See IRC §7605 and Regs. §301.7605-1.
Field Audits
Field audits are conducted for almost all corporate, partnership and fiduciary returns as well as all complicated individual returns. The audit is usually initiated by a letter or telephone call to the taxpayer. The time and place of the audit are set by the IRS. However, as with office audits, the examiner will usually work with the practitioner or taxpayer to arrange a mutually satisfactory time and place. Generally, postponement of an audit for more than 60 days requires approval by a Group Manager.
The scope of the field exam is usually set by the revenue agent. For non-DIF returns, significant items are identified by the classifier. However, the revenue agent is free to expand or contract the issues to be examined. For DIF returns, classification does not identify significant items thus, the revenue officer determines the items to be examined.
General items will almost always be considered by any revenue agent. They include gross receipts, standard of living, and sources of income. The IRS normally follows what is referred to as the package audit concept which includes a review of copies of other returns filed by the taxpayer, either earlier or later in time, or related to the taxpayer’s business. See IRM 4261.4 (6-29-92).
The IRS also conducts special types of audits. They are as follows:
- Related returns: An adjustment on one return requires an adjustment or change on another. Example, husband and wife who file married filing separately.
- Whipsaw case: A transaction occurred between two parties and differing characterizations results in a benefit to one and an injury to another. Example, alimony vs. child support.
- Affiliated corporations.
- Compliance checks: Has the taxpayer filed all other required returns?
- TCMP: The Taxpayer Compliance Measurement Program is the Service’s long-range program for determining levels of compliance. It is primarily a research program and returns are selected randomly. Courts have held that such audits are proper even though they exist primarily for research purposes. See U.S. v. First National Bank of Dallas, 635 F.2d 391 (3rd. Cir. 1981). Presently, the Service has suspended this type of audit due to budget constraints.
- Delinquent returns.
- Estate and gift tax audits.
- Employment tax audits: FICA, FUTA, SECA, worker classification, and compensation issues.
- Employee plan and exempt organizations.
All examiners are required to follow certain standards when examining a return. See IRM 4015.5 (5-13-93), and IRM Exhibit 4010-1 (5-13-93). Practitioners should remember that except for TCMP audits, examiners or agents should not audit every item on a return. Instead, only significant items should be examined and it is the practitioner’s job to narrow the focus of the audit to those items that both the IRS and the taxpayer deem significant.

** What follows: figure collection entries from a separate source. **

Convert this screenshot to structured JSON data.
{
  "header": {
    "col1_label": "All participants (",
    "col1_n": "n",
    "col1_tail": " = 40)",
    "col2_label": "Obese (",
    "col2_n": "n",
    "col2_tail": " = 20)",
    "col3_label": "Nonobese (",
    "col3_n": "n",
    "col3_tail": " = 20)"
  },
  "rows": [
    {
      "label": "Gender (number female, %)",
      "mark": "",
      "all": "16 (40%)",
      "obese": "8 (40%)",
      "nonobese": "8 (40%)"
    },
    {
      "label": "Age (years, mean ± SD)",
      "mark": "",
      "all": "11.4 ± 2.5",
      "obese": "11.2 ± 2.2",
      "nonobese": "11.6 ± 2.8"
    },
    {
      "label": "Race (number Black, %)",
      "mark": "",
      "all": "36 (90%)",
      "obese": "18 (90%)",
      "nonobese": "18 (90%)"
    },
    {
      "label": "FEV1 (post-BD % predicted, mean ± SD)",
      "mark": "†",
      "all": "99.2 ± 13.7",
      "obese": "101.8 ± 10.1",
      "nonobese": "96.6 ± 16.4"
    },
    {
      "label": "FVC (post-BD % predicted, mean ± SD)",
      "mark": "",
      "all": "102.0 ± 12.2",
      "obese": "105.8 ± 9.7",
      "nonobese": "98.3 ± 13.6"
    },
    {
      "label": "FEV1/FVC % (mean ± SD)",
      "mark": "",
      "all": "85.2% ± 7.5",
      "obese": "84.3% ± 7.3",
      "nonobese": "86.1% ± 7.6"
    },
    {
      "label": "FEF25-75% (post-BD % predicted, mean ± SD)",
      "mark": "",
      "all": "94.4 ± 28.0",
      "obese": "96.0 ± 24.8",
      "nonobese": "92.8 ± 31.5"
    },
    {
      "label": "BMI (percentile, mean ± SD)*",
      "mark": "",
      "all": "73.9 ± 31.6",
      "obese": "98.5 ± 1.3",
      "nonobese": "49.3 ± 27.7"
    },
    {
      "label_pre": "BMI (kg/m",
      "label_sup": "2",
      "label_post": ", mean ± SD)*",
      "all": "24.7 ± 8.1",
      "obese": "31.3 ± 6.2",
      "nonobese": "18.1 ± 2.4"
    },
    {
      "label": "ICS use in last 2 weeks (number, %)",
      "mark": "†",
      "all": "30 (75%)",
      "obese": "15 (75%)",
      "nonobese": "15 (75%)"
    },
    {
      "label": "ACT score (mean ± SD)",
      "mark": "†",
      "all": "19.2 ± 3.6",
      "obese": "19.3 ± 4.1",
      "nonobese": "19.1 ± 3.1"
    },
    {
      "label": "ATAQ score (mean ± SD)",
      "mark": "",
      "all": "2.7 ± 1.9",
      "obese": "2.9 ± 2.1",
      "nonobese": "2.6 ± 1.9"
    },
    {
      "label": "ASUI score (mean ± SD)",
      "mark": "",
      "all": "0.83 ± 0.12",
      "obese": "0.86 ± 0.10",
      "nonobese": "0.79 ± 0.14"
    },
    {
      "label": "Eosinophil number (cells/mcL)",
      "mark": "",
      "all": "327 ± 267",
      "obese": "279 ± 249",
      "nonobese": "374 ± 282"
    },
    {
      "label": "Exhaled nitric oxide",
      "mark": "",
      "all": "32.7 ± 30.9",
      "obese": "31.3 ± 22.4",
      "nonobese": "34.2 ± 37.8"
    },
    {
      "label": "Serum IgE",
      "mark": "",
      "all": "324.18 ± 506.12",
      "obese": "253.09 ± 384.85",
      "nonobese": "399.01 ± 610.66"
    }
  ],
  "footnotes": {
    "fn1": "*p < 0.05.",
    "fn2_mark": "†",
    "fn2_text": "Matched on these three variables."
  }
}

Examiners are required to determine the correct amount of tax due pursuant to the Internal Revenue laws as interpreted by the courts or the IRS. Thus, although examiners cannot settle cases based on the hazard of litigation, they can make determinations about legal and factual issues in conformity with the laws as interpreted by the courts and the IRS. Therefore, practitioners should present the facts and applicable laws in a manner that allows the examiner to find in favor of the taxpayer. Arguing that an IRS position is wrong will not result in a matter being resolved at exam.